Я выразилъ ему свое удовольствіе.
— Отлично, сэръ, превосходно; я вамъ ручаюсь, что въ ней вамъ не стыдно показаться. Но, погодите, вы увидите, что мы для васъ приготовимъ по вашей мѣркѣ. Иди-ка сюда, Тодъ, — книгу и перо! пиши: длина ноги 32»… и такъ далѣе.
Прежде чѣмъ я могъ вымолвить слово, онъ снялъ съ меня мѣрку и отдавалъ приказанія относительно фраковъ, тужурокъ, крахмальныхъ рубашекъ и другихъ тому подобныхъ вещей. Наконецъ, улучивъ удобную минуту, я сказалъ ему:
— Но, любезный другъ, я не могу сдѣлать вамъ этихъ заказовъ, если вы не можете ждать уплаты неопредѣленное время или размѣнять этотъ билетъ.
— Неопредѣленное время! Это слабое слово, сэръ, слабое слово! Вѣчно — вотъ настоящее слово, сэръ. Тодъ, заверни эти вещи и отправь ихъ сейчасъ же джентльмену, куда онъ прикажетъ. Мелкіе заказчики могутъ подождать. Запиши адресъ джентльмена и…
— Я перемѣняю квартиру. Я зайду сюда и оставлю вамъ свой новый адресъ.

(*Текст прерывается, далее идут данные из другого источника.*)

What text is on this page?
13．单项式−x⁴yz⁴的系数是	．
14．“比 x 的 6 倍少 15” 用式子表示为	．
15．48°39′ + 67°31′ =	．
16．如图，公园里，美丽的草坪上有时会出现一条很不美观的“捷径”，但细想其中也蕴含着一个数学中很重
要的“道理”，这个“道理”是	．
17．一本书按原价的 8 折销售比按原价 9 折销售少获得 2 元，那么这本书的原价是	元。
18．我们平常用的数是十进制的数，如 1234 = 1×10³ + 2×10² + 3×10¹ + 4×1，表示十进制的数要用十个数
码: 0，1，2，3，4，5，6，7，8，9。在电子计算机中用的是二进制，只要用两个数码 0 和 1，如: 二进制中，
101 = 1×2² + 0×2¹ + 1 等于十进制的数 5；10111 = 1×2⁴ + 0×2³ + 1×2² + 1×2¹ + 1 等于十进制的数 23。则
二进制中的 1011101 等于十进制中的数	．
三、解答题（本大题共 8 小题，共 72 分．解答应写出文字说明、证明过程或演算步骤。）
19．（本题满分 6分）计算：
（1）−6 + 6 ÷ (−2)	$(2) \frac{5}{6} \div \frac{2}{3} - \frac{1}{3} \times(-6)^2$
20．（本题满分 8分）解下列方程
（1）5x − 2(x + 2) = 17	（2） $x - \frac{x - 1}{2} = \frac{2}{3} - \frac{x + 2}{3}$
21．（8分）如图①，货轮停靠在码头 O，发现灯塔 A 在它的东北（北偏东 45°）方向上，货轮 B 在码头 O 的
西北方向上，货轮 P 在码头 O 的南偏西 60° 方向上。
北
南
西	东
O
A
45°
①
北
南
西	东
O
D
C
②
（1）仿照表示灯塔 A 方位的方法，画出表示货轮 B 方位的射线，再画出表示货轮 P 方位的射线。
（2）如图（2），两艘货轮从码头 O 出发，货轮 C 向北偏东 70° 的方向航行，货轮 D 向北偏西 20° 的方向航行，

— Отлично, сэръ, превосходно. Одну минуточку… позвольте мнѣ проводить васъ, сэръ. Вотъ… Добрый день, сэръ, будьте здоровы.
Ну, читатель, понимаете-ли вы, что случилось? Я свободно принялся покупать все, что мнѣ было необходимо, и требовалъ, чтобы мнѣ размѣняли мой билетъ. Черезъ недѣлю я былъ великолѣпно одѣтъ съ головы до ногъ, со всей подобающей роскошью и со всѣми удобствами, и поселился въ дорогомъ частномъ отелѣ, въ Ганноверскомъ скверѣ. Здѣсь я и обѣдалъ, но завтракать я постоянно ходилъ въ скромный трактиръ Гарриса, туда, гдѣ я впервые отобѣдалъ на свой билетъ въ милліонъ фунтовъ стерлинговъ. Благодаря мнѣ, Гаррисъ пошелъ въ гору. Повсюду разнеслась молва, что иностранецъ-оригиналъ, у котораго въ карманахъ жилета лежатъ банковые билеты въ милліонъ фунтовъ стерлинговъ, сталъ покровителемъ этого трактира. Этого было достаточно. Изъ бѣдняка, перебивавшагося, какъ говорится, изъ кулька въ рогожку, едва сводившаго концы съ концами, Гаррисъ превратился въ знаменитость и отъ посѣтителей не было отбою. Онъ былъ такъ признателенъ мнѣ, что заставилъ меня почти насильно взять у него взаймы денегъ; и такъ, будучи нищимъ, я имѣлъ деньги для своихъ расходовъ и жилъ, какъ истый богачъ и вельможа. Я понималъ, что рано или поздно все это величіе разсыпется въ прахъ, но я уже попалъ въ водоворотъ и долженъ былъ либо выплыть изъ него, либо потонуть въ немъ. Какъ видитъ читатель, ожиданіе неминучей бѣды вносило серьезный, отрезвляющій, даже трагическій элементъ въ положеніе вещей, которое иначе было бы просто на-просто смѣхотворнымъ. Ночью, въ темнотѣ, передо мной постоянно выступала трагическая сторона дѣла, мнѣ постоянно слышались предостереженія, угрозы; и я стоналъ и ворочался, а сонъ бѣжалъ отъ моихъ глазъ. Но при яркомъ дневномъ свѣтѣ трагическій элементъ блѣднѣлъ и исчезалъ, а я шелъ на свѣжій воздухъ и былъ счастливъ до головокруженія, до опьяненія, если такъ можно выразиться.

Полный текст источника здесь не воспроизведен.